The U.K. FTSE 100 Index and Germany's DAX Index rose 0.1%, France's CAC-40 Index decreased 0.5%, and Switzerland's Swiss Market Index traded 0.4% lower, while Italy's FTSE MIB Index and Spain's IBEX 35 Index were 0.5% higher.
Stocks in Asia finished mixed, following yesterday's broad gains as the markets continued to contend with hotter-than-expected inflation in the U.S., along with the rapidly-spreading omicron variant which has bolstered the prospect of tighter global monetary policies. Schwab's Jeffrey Kleintop in his latest article, Top Global Risks of 2022, touches on how future COVID waves may not resemble those of 2021, while also offering four additional risks, in no particular order: shortages turn into gluts, rate hikes slower than expected, China goes from cracking down to propping up, and geopolitical surprises. Whether or not these risks come to pass remains to be seen, Jeff adds, but a new year almost always brings new surprises. In economic news, Japan's machine tool orders slowed in December but remained strong, while India's exports accelerated for last month.
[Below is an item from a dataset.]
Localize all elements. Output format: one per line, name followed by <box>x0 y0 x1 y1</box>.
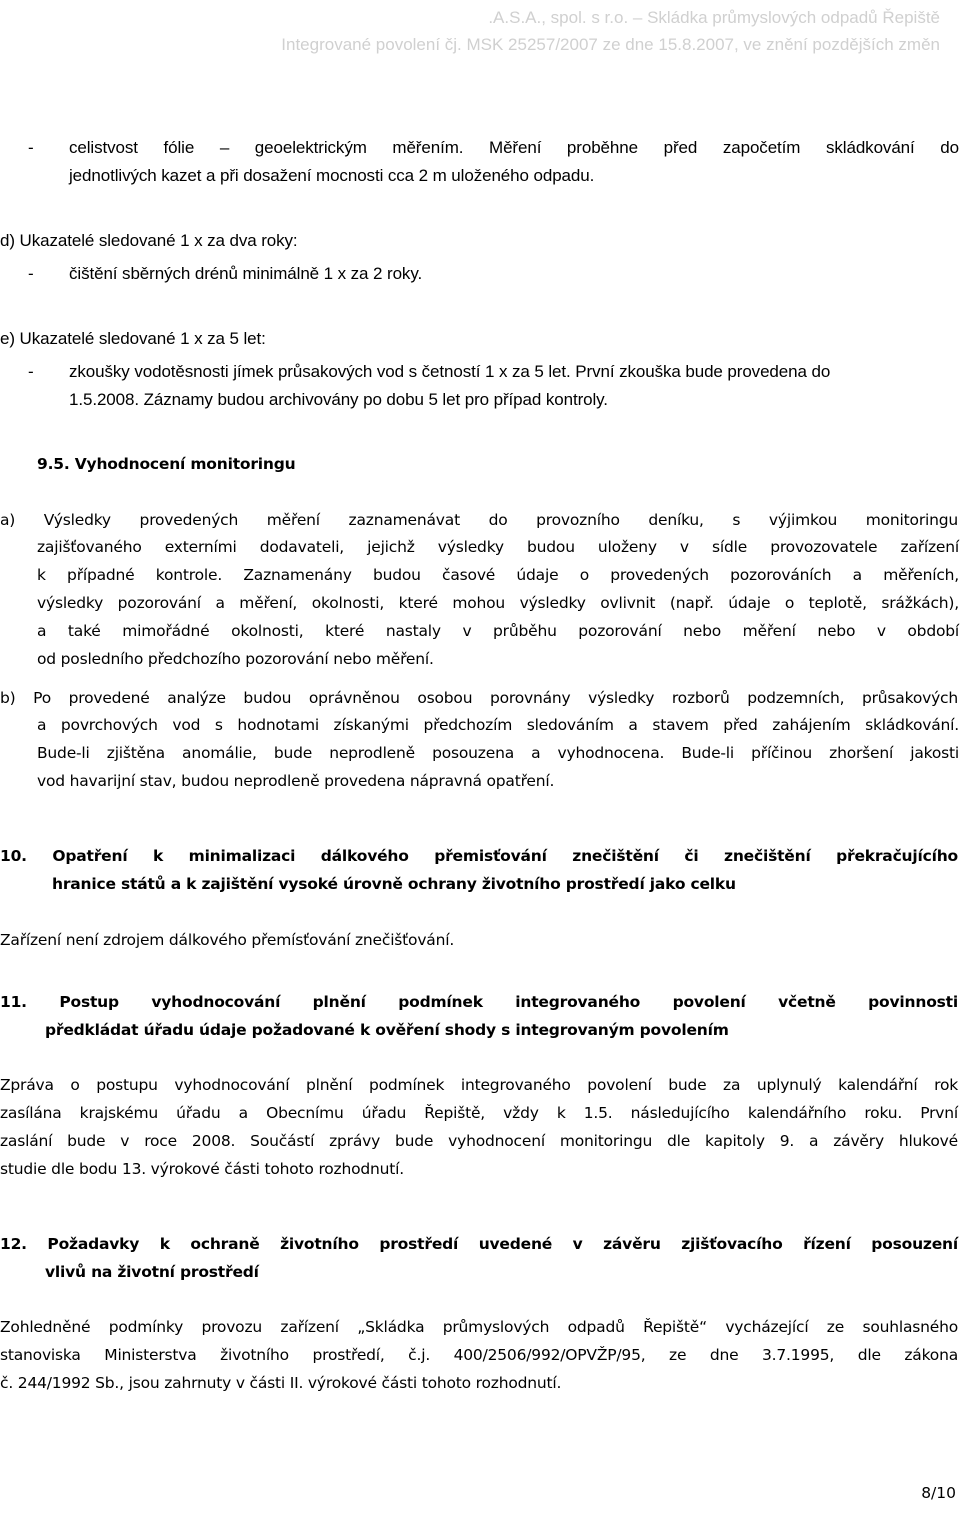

Japan's Nikkei 225 Index fell 1.0%, trimming yesterday's rally with the yen gaining solid ground versus the U.S. dollar. Elsewhere, China's Shanghai Composite Index dropped 1.2%, the Hong Kong Hang Seng Index nudged 0.1% to the upside, South Korea's Kospi Index declined 0.4%, Australia's S&P/ASX 200 Index advanced 0.5%, and India's S&P BSE Sensex 30 Index ticked 0.1% higher.
Tomorrow's international economic calendar will hold trade figures for China, industrial production and November GDP from the U.K., as well as CPI from France and Spain.